Ne Kadar Makarna Yemeli?
Uygun miktarda makarna, yemeğin türüne göre değişiyor elbette. Çorbada
kullanılacaksa kişi başına 20-30g yeterli iken, ana yemeğin yanında
yenileceklerse 80-100g gerekebiliyor. Ana yemek olarak makarna yenecekse
kişi başına
100-150g civarında makarna hesaplamak gerekli. Haliyle gerekli olan
makarna miktarı kullanılacak sosla da ilintili. Makarnaların aslen
tadının olmaması onları her tür sos ile rahatça yemeye, değişik tadlar
denemeye imkân tanıyor. Hafif bir sos nispeten fazla makarna ile
yenebilirken ağır soslar daha az miktarda makarna ile yeniyorlar.
Nasıl Hazırlamalı?
Makarnayı hazırlamanın öyle aman aman bir yöntemi olmasa da birkaç
noktaya dikkat etmekte fayda var. Makarnalar tuzlu suda haşlanmalılar.
100g makarna için yaklaşık 1 litre su gerekiyor, beher litre su için de
bir tatlı kaşığı tuz. Suya ayrıca makarnaların yapışmaması için yağ
konmasına gerek yok. Makarnalar ancak su kaynadıktan sonra suya
atılıyorlar, düzenli aralıklarla karıştırılıyorlar ve mümkünse suyun ilk
kaynamasından sonra ateşin altı kısılıyor. Genel olarak makarnanın ne
kadar süre ateşte kalacağı paketin üzerinde yazmakla beraber arada
sırada makarnayı ısırıp ne kadar piştiğini kontrol etmekte fayda var.
Bâzı makarna çeşitleri süzüldükten sonra yumuşamaya devam edebiliyorlar.
Pişmiş makarnalar büyük bir süzgeçte süzülüyor ve biraz
silkeleniyorlar. Bundan sonrası kişinin zevkine kalmış. Makarnaları
içinde tereyağı ya da sıvı yağ kızarmış tencereye tekrar atıp çeşitli
soslarla karıştırmak mümkün.
Makarna Şişmanlatır mı?
Son yıllarda karbonhidrat düşmanlığı diyet endüstrisinin olmazsa
olmazlarından oldu.
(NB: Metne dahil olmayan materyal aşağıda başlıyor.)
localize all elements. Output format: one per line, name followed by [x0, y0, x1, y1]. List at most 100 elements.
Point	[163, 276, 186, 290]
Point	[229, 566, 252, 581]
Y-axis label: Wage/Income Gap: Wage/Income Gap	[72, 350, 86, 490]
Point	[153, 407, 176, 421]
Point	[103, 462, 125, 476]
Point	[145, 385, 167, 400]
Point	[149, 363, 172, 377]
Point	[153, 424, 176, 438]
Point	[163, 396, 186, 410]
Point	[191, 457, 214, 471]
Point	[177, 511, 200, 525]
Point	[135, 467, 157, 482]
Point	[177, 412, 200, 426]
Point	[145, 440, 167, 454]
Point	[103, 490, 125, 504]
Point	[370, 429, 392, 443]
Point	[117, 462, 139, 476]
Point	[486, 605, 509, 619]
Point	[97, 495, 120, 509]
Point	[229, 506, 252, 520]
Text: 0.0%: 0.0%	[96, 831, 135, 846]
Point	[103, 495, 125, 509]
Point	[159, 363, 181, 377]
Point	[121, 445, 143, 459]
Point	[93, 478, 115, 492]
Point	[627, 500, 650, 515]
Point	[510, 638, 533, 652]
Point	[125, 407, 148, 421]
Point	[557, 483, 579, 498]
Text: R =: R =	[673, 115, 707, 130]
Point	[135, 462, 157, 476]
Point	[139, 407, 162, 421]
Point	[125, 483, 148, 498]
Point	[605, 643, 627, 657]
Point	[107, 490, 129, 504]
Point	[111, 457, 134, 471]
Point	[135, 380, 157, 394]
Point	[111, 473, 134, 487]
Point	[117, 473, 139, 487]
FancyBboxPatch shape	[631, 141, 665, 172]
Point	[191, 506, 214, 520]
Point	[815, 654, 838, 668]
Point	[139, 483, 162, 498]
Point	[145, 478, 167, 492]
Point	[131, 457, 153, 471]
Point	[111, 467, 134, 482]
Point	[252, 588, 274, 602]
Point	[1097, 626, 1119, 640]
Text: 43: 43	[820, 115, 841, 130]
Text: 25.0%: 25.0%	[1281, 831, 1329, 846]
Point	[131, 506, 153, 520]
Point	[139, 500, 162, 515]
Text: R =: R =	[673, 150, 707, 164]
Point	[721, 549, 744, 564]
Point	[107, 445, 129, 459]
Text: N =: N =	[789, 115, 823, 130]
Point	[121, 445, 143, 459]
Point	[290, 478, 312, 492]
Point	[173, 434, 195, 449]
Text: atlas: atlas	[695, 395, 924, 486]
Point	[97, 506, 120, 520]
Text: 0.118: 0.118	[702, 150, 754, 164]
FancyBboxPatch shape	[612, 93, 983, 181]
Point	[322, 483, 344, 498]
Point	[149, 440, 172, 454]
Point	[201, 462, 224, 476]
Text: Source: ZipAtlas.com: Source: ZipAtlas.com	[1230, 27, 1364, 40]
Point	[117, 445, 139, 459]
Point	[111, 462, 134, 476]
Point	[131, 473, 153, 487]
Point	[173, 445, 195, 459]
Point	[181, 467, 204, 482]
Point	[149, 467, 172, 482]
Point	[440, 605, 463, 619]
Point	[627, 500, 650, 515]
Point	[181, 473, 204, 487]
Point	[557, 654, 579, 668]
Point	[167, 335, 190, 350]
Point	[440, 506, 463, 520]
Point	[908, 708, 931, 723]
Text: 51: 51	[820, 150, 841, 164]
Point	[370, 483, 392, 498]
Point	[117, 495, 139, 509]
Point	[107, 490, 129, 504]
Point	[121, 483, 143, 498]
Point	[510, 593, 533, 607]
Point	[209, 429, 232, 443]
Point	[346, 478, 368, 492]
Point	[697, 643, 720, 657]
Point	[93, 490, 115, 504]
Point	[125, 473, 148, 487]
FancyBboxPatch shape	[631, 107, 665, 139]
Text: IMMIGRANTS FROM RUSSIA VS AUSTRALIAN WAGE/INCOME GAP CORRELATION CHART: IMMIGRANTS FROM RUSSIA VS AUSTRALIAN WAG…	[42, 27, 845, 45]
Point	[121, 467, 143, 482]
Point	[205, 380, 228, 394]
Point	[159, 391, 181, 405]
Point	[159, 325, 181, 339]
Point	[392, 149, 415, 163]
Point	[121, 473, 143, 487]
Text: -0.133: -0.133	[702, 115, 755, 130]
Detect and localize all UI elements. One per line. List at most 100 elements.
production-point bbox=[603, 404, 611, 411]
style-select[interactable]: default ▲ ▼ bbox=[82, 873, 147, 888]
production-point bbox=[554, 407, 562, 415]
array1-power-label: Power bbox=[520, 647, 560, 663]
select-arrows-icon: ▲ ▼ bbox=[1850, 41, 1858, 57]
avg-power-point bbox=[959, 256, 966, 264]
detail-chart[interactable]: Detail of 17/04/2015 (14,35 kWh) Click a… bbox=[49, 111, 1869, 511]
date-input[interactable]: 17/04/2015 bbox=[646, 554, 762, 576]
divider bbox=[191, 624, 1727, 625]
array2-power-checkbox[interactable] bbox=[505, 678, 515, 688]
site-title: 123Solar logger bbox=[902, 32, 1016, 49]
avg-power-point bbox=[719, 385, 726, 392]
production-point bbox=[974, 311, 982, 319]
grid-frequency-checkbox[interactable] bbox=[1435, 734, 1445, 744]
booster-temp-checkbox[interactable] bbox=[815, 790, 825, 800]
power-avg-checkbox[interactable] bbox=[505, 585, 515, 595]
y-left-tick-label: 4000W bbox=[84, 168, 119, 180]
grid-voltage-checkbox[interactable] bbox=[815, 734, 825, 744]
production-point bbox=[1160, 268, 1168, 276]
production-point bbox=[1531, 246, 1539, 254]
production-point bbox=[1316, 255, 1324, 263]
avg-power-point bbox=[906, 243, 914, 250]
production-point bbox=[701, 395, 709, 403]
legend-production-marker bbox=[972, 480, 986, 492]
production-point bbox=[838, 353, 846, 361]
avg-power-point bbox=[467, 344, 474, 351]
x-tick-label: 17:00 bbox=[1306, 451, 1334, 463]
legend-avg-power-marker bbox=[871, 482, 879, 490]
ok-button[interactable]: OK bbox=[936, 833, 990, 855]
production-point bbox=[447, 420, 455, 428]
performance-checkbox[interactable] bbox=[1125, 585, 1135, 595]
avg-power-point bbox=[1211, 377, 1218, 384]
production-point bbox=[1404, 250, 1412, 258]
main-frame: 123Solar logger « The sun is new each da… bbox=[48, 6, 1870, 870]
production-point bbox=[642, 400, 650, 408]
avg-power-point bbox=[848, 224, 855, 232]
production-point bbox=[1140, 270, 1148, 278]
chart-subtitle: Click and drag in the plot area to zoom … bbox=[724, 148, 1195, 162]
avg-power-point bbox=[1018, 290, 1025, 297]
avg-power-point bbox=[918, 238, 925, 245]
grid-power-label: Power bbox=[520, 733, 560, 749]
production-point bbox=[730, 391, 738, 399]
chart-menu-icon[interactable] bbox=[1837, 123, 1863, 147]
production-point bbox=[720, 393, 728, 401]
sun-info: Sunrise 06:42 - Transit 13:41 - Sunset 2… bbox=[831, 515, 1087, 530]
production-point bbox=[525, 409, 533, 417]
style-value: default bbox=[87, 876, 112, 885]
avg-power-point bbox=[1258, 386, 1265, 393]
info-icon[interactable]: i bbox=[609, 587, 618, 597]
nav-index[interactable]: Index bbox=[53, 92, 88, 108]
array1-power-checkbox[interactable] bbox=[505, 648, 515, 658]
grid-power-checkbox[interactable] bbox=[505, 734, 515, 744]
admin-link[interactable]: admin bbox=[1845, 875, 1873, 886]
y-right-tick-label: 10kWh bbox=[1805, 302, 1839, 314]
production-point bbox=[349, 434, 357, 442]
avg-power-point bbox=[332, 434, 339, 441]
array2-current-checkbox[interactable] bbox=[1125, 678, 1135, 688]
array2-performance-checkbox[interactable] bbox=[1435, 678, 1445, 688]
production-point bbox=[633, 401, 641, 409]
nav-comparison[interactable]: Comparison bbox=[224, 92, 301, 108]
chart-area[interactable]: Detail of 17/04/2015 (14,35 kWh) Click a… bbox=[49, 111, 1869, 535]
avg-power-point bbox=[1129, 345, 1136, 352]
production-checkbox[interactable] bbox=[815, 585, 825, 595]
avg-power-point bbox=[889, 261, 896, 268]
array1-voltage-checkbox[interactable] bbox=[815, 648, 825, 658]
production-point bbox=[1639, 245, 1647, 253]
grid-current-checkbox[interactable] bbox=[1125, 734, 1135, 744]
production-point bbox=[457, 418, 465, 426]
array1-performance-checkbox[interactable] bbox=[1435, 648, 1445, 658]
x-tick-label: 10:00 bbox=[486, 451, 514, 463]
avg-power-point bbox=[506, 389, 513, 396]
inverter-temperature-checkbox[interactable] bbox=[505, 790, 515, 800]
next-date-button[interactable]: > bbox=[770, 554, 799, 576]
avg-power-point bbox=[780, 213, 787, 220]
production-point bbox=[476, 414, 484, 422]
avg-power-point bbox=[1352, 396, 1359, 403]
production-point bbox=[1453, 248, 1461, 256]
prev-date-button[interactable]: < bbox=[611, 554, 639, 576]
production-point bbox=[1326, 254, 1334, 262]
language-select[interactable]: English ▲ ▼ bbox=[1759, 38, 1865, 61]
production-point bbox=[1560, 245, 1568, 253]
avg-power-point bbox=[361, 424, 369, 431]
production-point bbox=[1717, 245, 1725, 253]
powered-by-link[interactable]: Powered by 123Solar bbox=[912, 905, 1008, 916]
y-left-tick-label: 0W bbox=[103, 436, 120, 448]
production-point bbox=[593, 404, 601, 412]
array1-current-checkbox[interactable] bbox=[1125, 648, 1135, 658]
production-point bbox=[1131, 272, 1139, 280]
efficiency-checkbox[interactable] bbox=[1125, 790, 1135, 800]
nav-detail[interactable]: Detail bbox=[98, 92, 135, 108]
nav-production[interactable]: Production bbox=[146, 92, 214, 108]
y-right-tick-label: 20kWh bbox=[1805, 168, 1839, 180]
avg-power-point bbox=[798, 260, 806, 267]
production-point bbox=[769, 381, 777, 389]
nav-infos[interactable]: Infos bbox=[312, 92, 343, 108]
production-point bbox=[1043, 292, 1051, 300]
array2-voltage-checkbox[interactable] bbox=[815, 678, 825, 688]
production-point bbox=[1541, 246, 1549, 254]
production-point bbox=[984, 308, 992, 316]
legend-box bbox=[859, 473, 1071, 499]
Dolayısıyla hangi kadın dergisini açsanız, hangi
gazetenin hafta sonu ekini karıştırsanız “karbonhidratları azaltın,
makarna yemeyin” türünden bir tavsiye ile karşı karşıyasınız. Halbuki
yukarıda verdiğimiz besin değerlerine bakınca aslında makarnanın hiç de
şişmanlatıcı bir etkisi olmadığı aşikâr. Peki nereden geliyor bu
rivâyet? Elbette soslardan. Genel olarak makarnalara konulan soslardaki
yağ oranı oldukça yüksek ve bu soslar makarnanın kalori karnesini birden
yukarı doğru zıplatabiliyorlar. Dolayısıyla bir perhiz esnâsında
makarna yemenin sakıncası yok, lâkin üzerine ne koyduğunuzun (sadece
salça mı yoksa tam teşekküllü bir sos mu?) çok önemi var.
Türkiye Ve Makarna
İnsana ilk bakışta garip gelebilir ama Türkiye makarna üretimi ve
tüketimi konusunda dünyadaki belli başlı ülkelerden biri. 2005 yilinda
Türkiye İtalya (3,1 milyon ton), Amerika (1,2 milyon ton), Brezilya (1
milyon ton) ve Rusya’dan (860 bin ton) sonra yıllık 500 bin ton üzerinde
bir miktar ile dünyada makarna üretiminde 5. sırada yer alıyor. 2006’da
üretim 600 bin tonu geçmiş. Toplam dünya makarna üretiminin 10,7 milyon
ton olduğu düşünülürse dünyadaki makarna üretiminin yaklaşık 20’de biri
Türkiye’de demektir bu. Türkiye’de üretilen makarnaların üçte biri
çubuk makarna (spagetti), geri kalanı kesme makarna. Ülkemizde makarna
üretimi Cumhuriyet Döneminde başlamış. Önceleri tamamı ev yapımı olarak “
ERİŞTE “ adı altında tüketilen makarnanın sanayi olarak Türkiye’ ye
giriş tarihi de 1922 yılı.
Olayın tüketim tarafında ise nispeten daha gerilerdeyiz. Burada da
beklendiği üzere dünyada en fazla makarna yenen ülke İtalya (kişi başına
yılda 28 kilogram). İtalya’yı Venezuela (13 kilo) ve Tunus izliyor
(11,7 kilo). Türkiye’nin kişi başına yıllık makarna tüketimi 1962
yılında 1,2 kilo iken, 1978 yılında 3,9 kiloya, 90’lı yılların başında
4,3 kiloya, 2006 yılında ise 5,8 kiloya yükselmiş.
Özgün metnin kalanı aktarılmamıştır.